On s’en doute, ce n’est pas en l’honneur des deux Bâlois que cette rue s’appelle la «Rue des Suisses».

«Cette rue faisait partie du ‘sentier des Suisses’, ainsi appelé parce qu’il conduisait à Bagneux, où des Gardes Suisses étaient cantonnés au 18e siècle», peut-on lire dans la somme que représente le «Dictionnaire historique des rues de Paris» de Jacques Hillairet, augmenté et régulièrement mis à jour par l’historien Pascal Payen-Appenzeller.

Lequel, lors de notre rencontre, ajoute: «C’est le souvenir des Suisses présents dans des casernes, ou en l’occurrence dans des cantonnements, qui entouraient Paris. Et ce mot ‘entouraient’ a beaucoup d’importance, puisqu’à un moment donné, les Parisiens vont penser que ces Suisses font partie de ces corps étrangers chargés de les surveiller.» On connaît la suite.

Des rues et des places

La rue des Suisses, une exception culturelle ? Pas vraiment. A Paris existent aussi une rue de Berne (8e), une autre du Simplon (18e), une rue de la Croix-Rouge (6e), une rue et un passage de Marignan (8e). Marignan, pas de quoi se vanter peut-être, mais quand même, Marignan ne serait pas une victoire française si les Suisses ne s’étaient pas trouvés là pour perdre, non ?

Benjamin Constant, né à Lausanne, a sa rue dans le 19e, et son amie Germaine de Staël dans le 15e, alors que le papa de celle-ci, le financier genevois Necker, est honoré d’une rue dans le 4e.

Il existe également des rues au nom du mathématicien bâlois Jean Bernouilli (8e), de l’ingénieur suisse Jean-Rodolphe Perronet (7e), fondateur de l’école des Ponts et Chaussées, auteur des plans de Neuilly, de Nemours et de la construction du canal de Bourgogne, du pédagogue Jean Pestalozzi (5e), ou du sculpteur et orfèvre Jean Dunand (13e).

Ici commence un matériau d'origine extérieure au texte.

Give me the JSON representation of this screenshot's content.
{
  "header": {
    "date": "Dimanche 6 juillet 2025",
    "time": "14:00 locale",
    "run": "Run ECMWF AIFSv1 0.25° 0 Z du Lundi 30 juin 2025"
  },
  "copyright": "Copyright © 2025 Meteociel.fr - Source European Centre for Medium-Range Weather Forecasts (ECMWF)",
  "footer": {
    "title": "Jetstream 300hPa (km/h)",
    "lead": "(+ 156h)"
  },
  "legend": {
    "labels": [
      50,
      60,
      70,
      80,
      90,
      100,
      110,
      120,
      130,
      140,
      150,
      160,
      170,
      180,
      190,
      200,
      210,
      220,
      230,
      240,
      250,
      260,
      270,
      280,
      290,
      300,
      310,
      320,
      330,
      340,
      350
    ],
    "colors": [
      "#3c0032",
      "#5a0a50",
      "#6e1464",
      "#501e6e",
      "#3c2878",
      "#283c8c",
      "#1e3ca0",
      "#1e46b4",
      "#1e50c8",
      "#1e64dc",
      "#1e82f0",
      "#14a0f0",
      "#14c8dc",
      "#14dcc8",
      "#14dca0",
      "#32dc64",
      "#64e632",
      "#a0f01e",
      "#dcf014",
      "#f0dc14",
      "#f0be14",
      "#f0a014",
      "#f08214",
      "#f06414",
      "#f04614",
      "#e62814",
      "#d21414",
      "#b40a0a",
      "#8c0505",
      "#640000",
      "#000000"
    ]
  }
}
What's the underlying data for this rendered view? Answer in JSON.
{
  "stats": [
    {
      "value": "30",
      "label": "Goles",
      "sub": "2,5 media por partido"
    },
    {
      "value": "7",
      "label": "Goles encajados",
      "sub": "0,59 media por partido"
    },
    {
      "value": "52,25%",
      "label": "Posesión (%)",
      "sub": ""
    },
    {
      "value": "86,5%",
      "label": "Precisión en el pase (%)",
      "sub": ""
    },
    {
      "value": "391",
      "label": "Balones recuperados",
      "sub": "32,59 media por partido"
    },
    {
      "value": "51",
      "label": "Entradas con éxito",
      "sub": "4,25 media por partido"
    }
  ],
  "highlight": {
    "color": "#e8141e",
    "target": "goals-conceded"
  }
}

Henry Dunant a quant à lui une place à son nom (13e), comme Le Corbusier (6e-7e) ou, depuis 1994, le diplomate et écrivain genevois Albert Cohen (15e).

De Pictet à Marat

Voilà, notre balade à travers ‘Paris suisse’ va s’achever. Il y aurait pourtant encore tant de noms à citer. On pourrait rappeler, comme le fit Daniel Jeannet dans le livre «Le Paris des Suisses», que si l’Arc de Triomphe se dresse à l’emplacement que chacun sait, c’est grâce au physicien genevois Marc-Auguste Pictet, et que le projet de la Tour Eiffel est né de l’imagination de l’ingénieur Maurice Koechlin, ancien élève du Polytechnicum de Zurich…

On pourrait évoquer des artistes, Gilles, dont le cabaret «Chez Gilles» a vu se lancer un jeune Belge du nom de Jacques Brel. Ou encore Giacometti, qui avait son atelier rue Hippolyte-Maindron, au numéro 46.

Et puis se promener un peu rue de l’Ecole de médecine, ancienne rue des Cordeliers, sur les traces du citoyen Marat, l’«Ami du Peuple», ténor tonitruant de la Révolution française et néanmoins enfant de Boudry, en terre neuchâteloise…

On pourrait, on pourrait… Une autre fois, peut-être? Le TGV m’attend.

swissinfo, Bernard Léchot à Paris

Métro: Plaisance.
La rue des Suisses se situe dans le 14e Arrondissement.
Sur une longueur de 241 mètres, elle va de la rue d’Alésia à la rue Pierre Larousse.